Activity modifications. Your therapists will work with you to teach you ways to prevent your oxygen levels from going too low. To do this, you may make some changes to your daily routine that’ll help you be more efficient with your breathing.

Nutritional counseling. If you are an NSCLC patient, it’s important to stay at a healthy weight. If you weigh too much, you’ll get more shortness of breath, and if you weigh too little, you’ll dampen your immune system. But it can be hard to cook and eat when you get short of breath. You’ll work with a dietitian to learn easy ways to prepare healthy, nutritious food.

Psychological support. It’s normal to feel anxious when you are short of breath, but your distress can just worsen your breathlessness even more. A psychologist or social worker can teach you ways to manage anxiety so you can prevent this vicious cycle.

Your rehabilitation program may also include exercises for you to do at home.

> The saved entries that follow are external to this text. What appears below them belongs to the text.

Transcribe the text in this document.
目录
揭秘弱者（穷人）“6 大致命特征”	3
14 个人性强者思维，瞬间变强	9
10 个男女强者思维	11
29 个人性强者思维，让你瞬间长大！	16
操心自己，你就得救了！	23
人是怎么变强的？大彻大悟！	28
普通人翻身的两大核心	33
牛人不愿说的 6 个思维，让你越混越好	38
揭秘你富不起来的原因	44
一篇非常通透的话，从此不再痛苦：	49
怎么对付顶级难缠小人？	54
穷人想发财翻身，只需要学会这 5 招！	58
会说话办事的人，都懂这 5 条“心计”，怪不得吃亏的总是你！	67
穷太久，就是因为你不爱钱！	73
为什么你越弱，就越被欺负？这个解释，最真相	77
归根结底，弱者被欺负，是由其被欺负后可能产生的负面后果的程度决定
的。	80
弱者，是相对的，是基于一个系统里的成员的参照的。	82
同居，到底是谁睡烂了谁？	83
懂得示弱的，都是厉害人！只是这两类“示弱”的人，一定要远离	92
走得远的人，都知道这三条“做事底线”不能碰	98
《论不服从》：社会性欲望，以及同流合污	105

It’s very important to do them. This will help you make progress and ensure that your therapy is successful. Your therapists may also create a home program that you’ll follow regularly, even after you’re discharged from pulmonary rehabilitation therapy.

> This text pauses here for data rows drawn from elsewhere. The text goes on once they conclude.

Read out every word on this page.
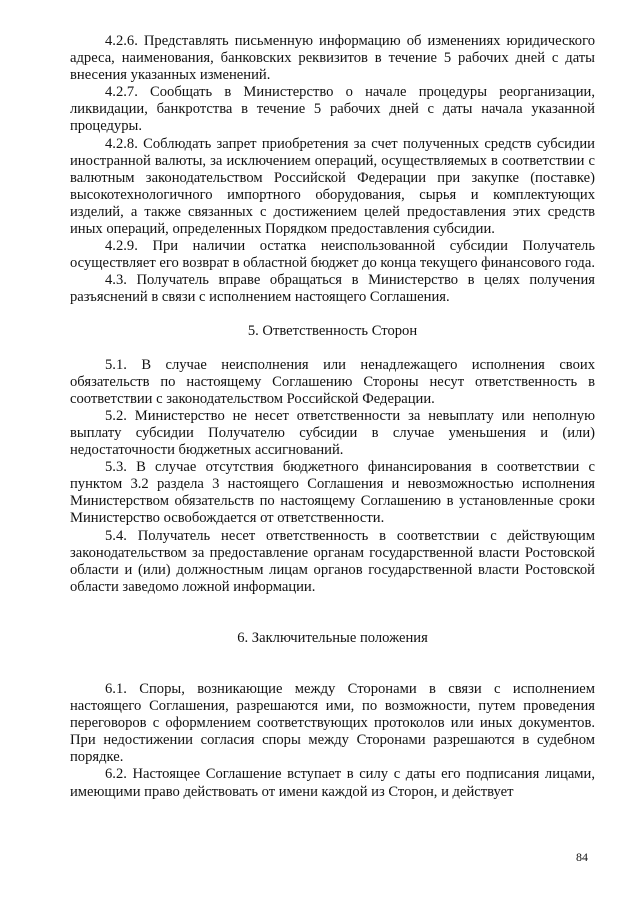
4.2.6. Представлять письменную информацию об изменениях юридического адреса, наименования, банковских реквизитов в течение 5 рабочих дней с даты внесения указанных изменений.

4.2.7. Сообщать в Министерство о начале процедуры реорганизации, ликвидации, банкротства в течение 5 рабочих дней с даты начала указанной процедуры.

4.2.8. Соблюдать запрет приобретения за счет полученных средств субсидии иностранной валюты, за исключением операций, осуществляемых в соответствии с валютным законодательством Российской Федерации при закупке (поставке) высокотехнологичного импортного оборудования, сырья и комплектующих изделий, а также связанных с достижением целей предоставления этих средств иных операций, определенных Порядком предоставления субсидии.

4.2.9. При наличии остатка неиспользованной субсидии Получатель осуществляет его возврат в областной бюджет до конца текущего финансового года.

4.3. Получатель вправе обращаться в Министерство в целях получения разъяснений в связи с исполнением настоящего Соглашения.

5. Ответственность Сторон

5.1. В случае неисполнения или ненадлежащего исполнения своих обязательств по настоящему Соглашению Стороны несут ответственность в соответствии с законодательством Российской Федерации.

5.2. Министерство не несет ответственности за невыплату или неполную выплату субсидии Получателю субсидии в случае уменьшения и (или) недостаточности бюджетных ассигнований.

5.3. В случае отсутствия бюджетного финансирования в соответствии с пунктом 3.2 раздела 3 настоящего Соглашения и невозможностью исполнения Министерством обязательств по настоящему Соглашению в установленные сроки Министерство освобождается от ответственности.

5.4. Получатель несет ответственность в соответствии с действующим законодательством за предоставление органам государственной власти Ростовской области и (или) должностным лицам органов государственной власти Ростовской области заведомо ложной информации.

6. Заключительные положения

6.1. Споры, возникающие между Сторонами в связи с исполнением настоящего Соглашения, разрешаются ими, по возможности, путем проведения переговоров с оформлением соответствующих протоколов или иных документов. При недостижении согласия споры между Сторонами разрешаются в судебном порядке.

6.2. Настоящее Соглашение вступает в силу с даты его подписания лицами, имеющими право действовать от имени каждой из Сторон, и действует

84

Your medical team can refer you to a rehabilitation therapy program. They are usually done at hospitals or outpatient centers. You can expect to go a few times a week for at least 1 to 3 months. You should ask your doctor about options near your home or office, to make it easier for you to fit in appointments. Some programs will even send therapists to your home.

Medicare and private health insurance often cover pulmonary rehabilitation therapy as part of a treatment plan for NSCLC if you’ve had lung surgery. You’ll need a prescription order from your oncologist or primary care doctor. You’ll need to check your insurance coverage to see if it covers rehabilitation services, and if it does, how many therapy visits you’re allowed. If you don’t have coverage, or your coverage ends, there may be other ways for you to access these services in your community.

Most patients are discharged from their program after weeks or months. But if symptoms such as breathlessness return, make you less active, and make it harder to do your day-to-day activities, talk to your health care provider. You may need to restart treatment.